In March 2020, I wrote a blog post about how the German Federal Cartel Office (FCO) assesses whether business-to-business (B2B) platforms comply with competition law. This post built on an earlier blog summarising the FCO's main requirements and concerns in this area.  

The FCO has since shed further light on its competition concerns regarding B2B platforms via its September 2020 case report (PDF, in German) on OLF Germany GmbH (OLF). It remains that key to the FCO's concerns is:

  • potential transparency between competitors; and
  • in this case specifically, the transfer of information to Shell, one of OLF's two shareholders.

OLF’s platform will be used for the wholesale trade of petroleum products between potential sellers, such as petroleum companies, crude oil refineries and independent traders, and potential buyers, which would include a variety of resellers. (The platform is not aimed at end users.) It is therefore possible that a company (such as Shell) could be both a seller and customer on the platform.

The FCO's case report concludes that it has ‘no objections’ to the trial operation of the OLF platform. This therefore serves as a helpful example of how companies could navigate similar competition issues successfully.

Risk of increased transparency

The FCO noted that the platform’s potential to increase transparency in the petroleum trade sector could create anti-competitive effects. The FCO highlighted that the exchange of competition-sensitive information could take place on two different levels:

  • between the suppliers on the platform; and
  • between the platform operator and the industry shareholder.

The FCO’s concerns were alleviated by the following steps that OLF took to limit transparency on the platform:

  • supply data on prices, quantities and local availability was initially displayed anonymously;
  • suppliers and customers had to create a user account before they could view supply data;
  • the contractual partner was only revealed at the last stage before the contract was concluded; and
  • OLF employed technological measures to protect anonymisation from being undermined by potential programs or bots.

Flow of information to shareholders active in the same market

To prevent the flow of information to Shell in a way that contravenes competition law, OLF kept shareholders operating in the same market separate from the platform’s technology and information. This is in line with the FCO's requirements set out in the XOM Metals case (PDF, in German) regarding the steel-trading platform.

OLF created further barriers by forbidding shareholders active in the same market from exercising the rights to information and inspection that they would normally be entitled to under the German law on limited liability companies insofar as this restriction is required to comply with competition law.

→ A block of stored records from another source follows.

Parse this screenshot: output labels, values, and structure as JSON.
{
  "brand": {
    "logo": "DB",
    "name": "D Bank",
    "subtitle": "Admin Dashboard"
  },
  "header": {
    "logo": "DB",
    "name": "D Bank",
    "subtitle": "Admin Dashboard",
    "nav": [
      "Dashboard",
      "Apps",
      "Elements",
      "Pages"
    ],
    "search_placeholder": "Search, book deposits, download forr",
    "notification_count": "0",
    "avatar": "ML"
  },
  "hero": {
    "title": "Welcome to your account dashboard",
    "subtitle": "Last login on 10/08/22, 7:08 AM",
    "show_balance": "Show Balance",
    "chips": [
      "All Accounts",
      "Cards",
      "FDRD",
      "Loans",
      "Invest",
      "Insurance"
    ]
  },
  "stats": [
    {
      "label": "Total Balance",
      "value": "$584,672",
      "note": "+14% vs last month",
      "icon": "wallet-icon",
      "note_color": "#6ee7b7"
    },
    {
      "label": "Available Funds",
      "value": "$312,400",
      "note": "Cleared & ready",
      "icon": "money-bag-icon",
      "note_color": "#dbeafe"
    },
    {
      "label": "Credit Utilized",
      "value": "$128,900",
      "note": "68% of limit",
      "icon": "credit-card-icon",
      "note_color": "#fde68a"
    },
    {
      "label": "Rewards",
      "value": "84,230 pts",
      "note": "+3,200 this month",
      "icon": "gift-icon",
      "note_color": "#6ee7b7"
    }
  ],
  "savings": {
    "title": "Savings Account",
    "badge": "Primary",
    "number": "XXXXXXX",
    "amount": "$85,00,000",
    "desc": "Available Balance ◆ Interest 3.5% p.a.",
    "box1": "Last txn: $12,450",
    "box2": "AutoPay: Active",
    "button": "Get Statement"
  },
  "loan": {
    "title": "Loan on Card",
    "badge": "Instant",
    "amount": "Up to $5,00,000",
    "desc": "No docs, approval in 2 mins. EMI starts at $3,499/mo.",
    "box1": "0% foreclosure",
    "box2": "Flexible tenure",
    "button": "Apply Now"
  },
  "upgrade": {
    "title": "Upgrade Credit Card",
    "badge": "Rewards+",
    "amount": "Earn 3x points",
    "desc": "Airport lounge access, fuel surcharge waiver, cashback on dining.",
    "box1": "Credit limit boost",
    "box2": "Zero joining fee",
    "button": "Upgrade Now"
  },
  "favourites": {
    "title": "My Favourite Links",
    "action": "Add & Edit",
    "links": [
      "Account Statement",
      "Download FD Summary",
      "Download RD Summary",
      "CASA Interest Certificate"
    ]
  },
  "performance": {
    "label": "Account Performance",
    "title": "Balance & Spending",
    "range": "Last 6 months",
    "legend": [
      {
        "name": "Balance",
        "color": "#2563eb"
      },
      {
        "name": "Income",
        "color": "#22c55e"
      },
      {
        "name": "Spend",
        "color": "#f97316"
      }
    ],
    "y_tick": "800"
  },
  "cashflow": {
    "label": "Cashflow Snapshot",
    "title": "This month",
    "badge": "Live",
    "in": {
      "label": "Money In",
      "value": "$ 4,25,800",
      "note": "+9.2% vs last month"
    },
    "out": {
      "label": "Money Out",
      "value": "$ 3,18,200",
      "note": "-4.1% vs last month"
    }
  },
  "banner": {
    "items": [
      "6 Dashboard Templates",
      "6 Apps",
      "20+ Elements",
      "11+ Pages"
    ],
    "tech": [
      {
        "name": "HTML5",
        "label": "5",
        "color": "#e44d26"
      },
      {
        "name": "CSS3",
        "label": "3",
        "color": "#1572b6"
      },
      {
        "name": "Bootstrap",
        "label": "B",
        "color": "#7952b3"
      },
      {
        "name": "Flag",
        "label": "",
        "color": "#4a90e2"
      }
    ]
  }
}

The safeguards and strategies listed above can serve as guidance for how businesses can satisfy the FCO's concerns. But it should be noted that the FCO will consider each platform on a case-by-case basis, so businesses should be aware that each solution will need to be tailored to the specifics of the platform and industry.  

Finally, while the FCO is still not obliged to pre-authorise or assess whether a B2B platform complies with competition law, the announcement shows the FCO’s continued willingness to engage with companies on these issues.